Restoring hundreds of millions of hectares of degraded forestlands will require billions of tree seeds and seedlings.
Bioversity International invites restoration practitioners to take a survey to help identify current problems, good practices and recommendations for improving tree seed and seedling supply for forest and landscape restoration.
One of the 17 Sustainable Development Goals adopted at the United Nations Summit on September, 25, 2015 aims to reverse land degradation which is estimated to directly affect 1.6 billion people and 74 per cent of those living in poverty worldwide.
Goal 15 affirms the earlier commitments to restore 150 million hectares of degraded landscapes and forest lands by 2020 and at least another 200 million hectares by 2030. In response, countries across the world are setting their own targets for forest and landscape restoration which currently amount to at least 60 million ha.

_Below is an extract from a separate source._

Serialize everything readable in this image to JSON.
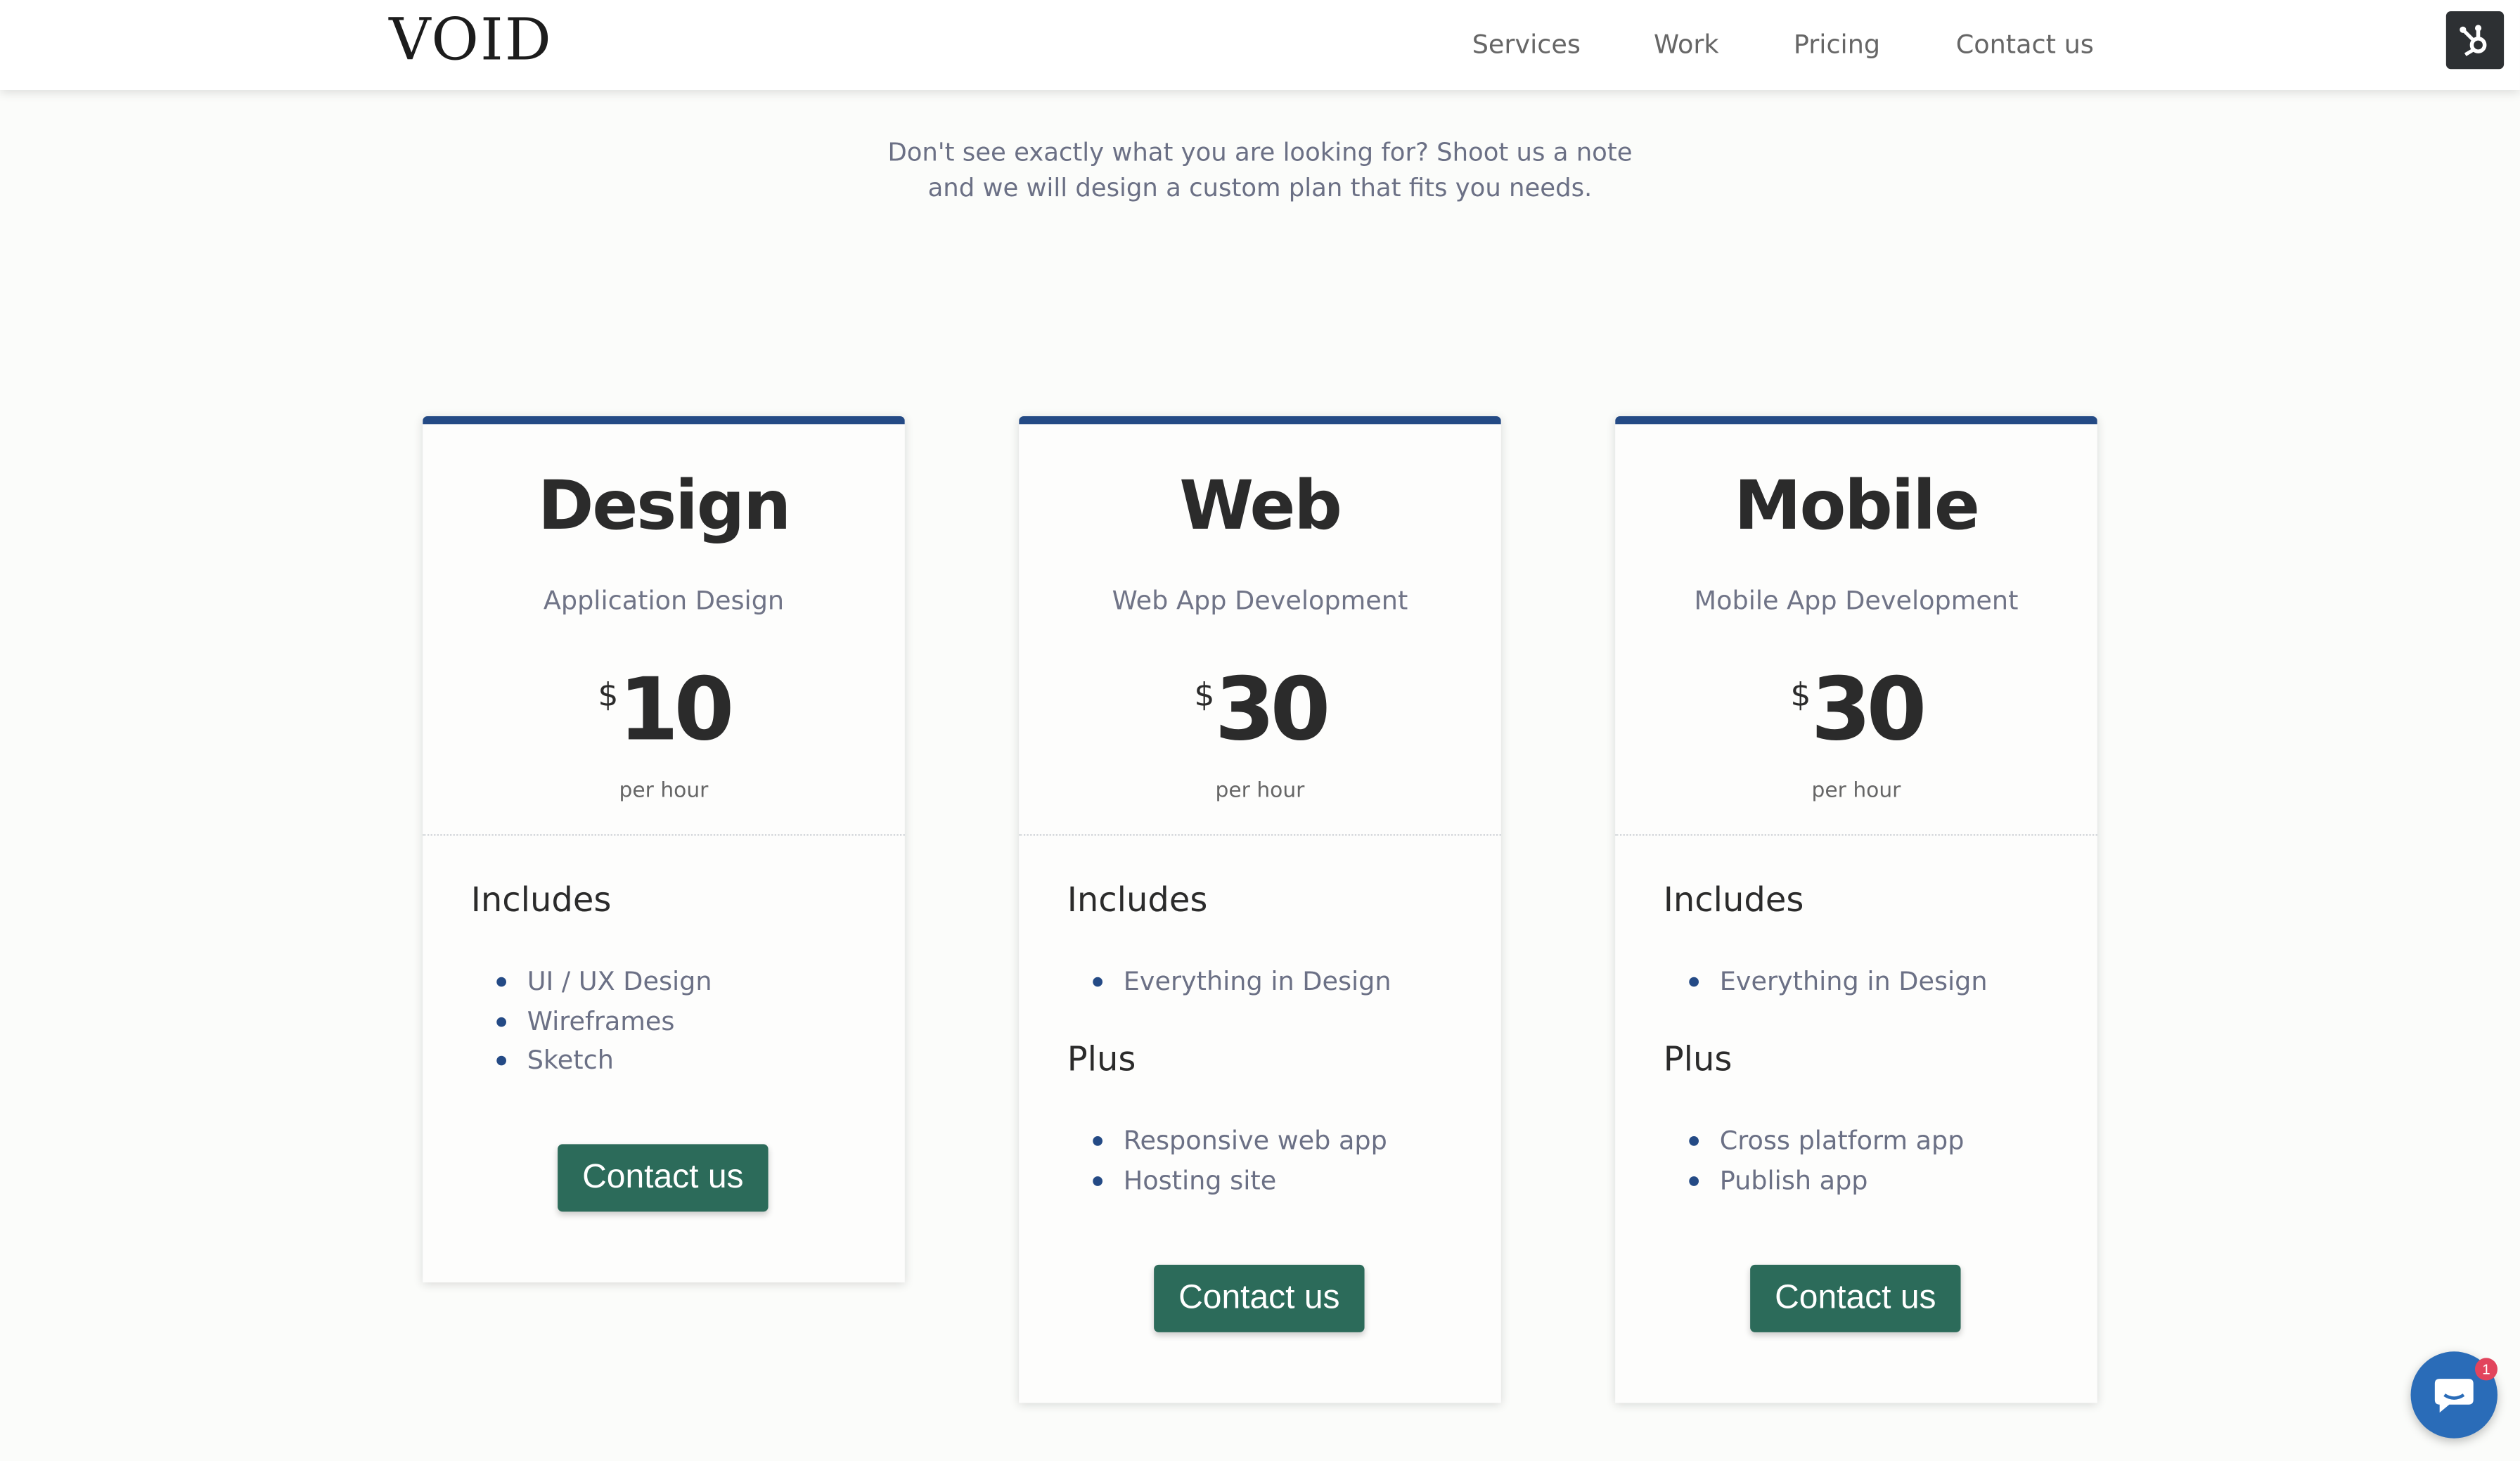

While the Goals and commitments are laudable, they are a long way from implementation.
Restoring just a hectare of degraded or deforested land back to a functional ecosystem that provides goods and services for people living around it may easily require a thousand tree seedlings.
Consequently, seedlings are needed in billions in the next 5-15 years if the global and national restoration commitments are to be met.
Are the current tree seed and seedling supply systems capable of producing and distributing such amounts of propagation material in the coming years?